Note that if you modified available genomes in /mnt/galaxyIndices/genomes/, you will need to unmount that file system as well (umount /mnt/galaxyIndices/), detach the corresponding EBS volume, and create a snapshot of it as well.

Step 4

In order to ensure a clean cluster shutdown, it is necessary to patch everything that was broken during the update. So, first, from the AWS console, reattach the original EBS volume to the instance using the same device ID (e.g., /dev/sdg2 in the above example), mount the device as the corresponding file system:

   1 ubuntu@<ip>$ sudo mount /dev/sdg2 /mnt/galaxyTools

Lastly, as 'galaxy' system user, start Galaxy:

   1 ubuntu@<ip>$ sudo su galaxy
   2 galaxy@<ip>$ cd /mnt/galaxyTools/galaxy-central/
   3 galaxy@<ip>$ sh run.sh --daemon

Back on the CloudMan web interface, once Galaxy is running again, log out of your ssh session (so that the unmount of /mnt/galaxyTools and other shutdown actions proceed smoothly). From the cluster log on the Cloudman admin page, or the "Show current user data" button, note down the name of the cluster's bucket. It will be something like cm-ca8d43f924f3ba1x5b63dabcdcd524ec. Click "Terminate cluster" and include "Terminate Master Instance", but not "Delete this cluster" (or we would lose all this work !)

Step 5:

Once the cluster has terminated (including the master instance), in the AWS console, click on the S3 tab. Find the desired cluster's bucket (as noted in Step 4) and download file persistent_data.yaml.
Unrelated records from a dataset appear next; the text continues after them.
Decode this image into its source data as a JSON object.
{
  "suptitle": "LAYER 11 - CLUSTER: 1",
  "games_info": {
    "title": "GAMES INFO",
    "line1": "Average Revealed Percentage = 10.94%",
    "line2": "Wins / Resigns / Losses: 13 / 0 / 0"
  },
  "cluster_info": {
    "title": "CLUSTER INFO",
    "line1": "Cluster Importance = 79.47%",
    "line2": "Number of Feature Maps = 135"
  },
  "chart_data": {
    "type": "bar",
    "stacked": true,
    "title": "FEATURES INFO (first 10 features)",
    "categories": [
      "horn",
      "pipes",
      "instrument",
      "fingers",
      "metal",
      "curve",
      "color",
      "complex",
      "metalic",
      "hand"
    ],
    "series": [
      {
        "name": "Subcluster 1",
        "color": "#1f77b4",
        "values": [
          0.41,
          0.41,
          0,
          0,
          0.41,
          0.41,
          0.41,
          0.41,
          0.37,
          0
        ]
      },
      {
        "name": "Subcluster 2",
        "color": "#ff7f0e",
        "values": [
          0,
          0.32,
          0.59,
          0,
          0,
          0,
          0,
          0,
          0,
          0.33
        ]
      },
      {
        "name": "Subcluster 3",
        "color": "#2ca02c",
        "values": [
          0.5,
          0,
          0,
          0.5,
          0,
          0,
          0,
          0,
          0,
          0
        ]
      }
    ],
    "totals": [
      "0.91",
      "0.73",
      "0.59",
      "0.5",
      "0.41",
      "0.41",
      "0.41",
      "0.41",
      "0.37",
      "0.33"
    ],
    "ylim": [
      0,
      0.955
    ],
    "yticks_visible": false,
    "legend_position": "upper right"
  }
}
Edit this file under - filesystem: galaxyTools replace the snap_id with the snapshot ID you got in Step 3. Also, if you happened to have changed the size of the filesystem in Step 3 (and thus the size of the snapshot), reflect that change in this file as well. If you changed any of the genomes and thus the galaxyIndices file system, and created a new snapshot, modify that snapshot ID as well. Save the file and replace the one in your cluster's bucket with the new version. The universe_wsgi.ini.cloud and tool_conf.xml.cloud files in the bucket should already be updated with your customizations, but you could check that.

That is it. Instantiate the cluster as you normally would (i.e., using the same user data) and your customizations will be preserved for the given cluster. You may still need to install system software that is independent of Galaxy, eg. additional Perl modules or Linux packages not installed by default in the base Ubuntu Linux.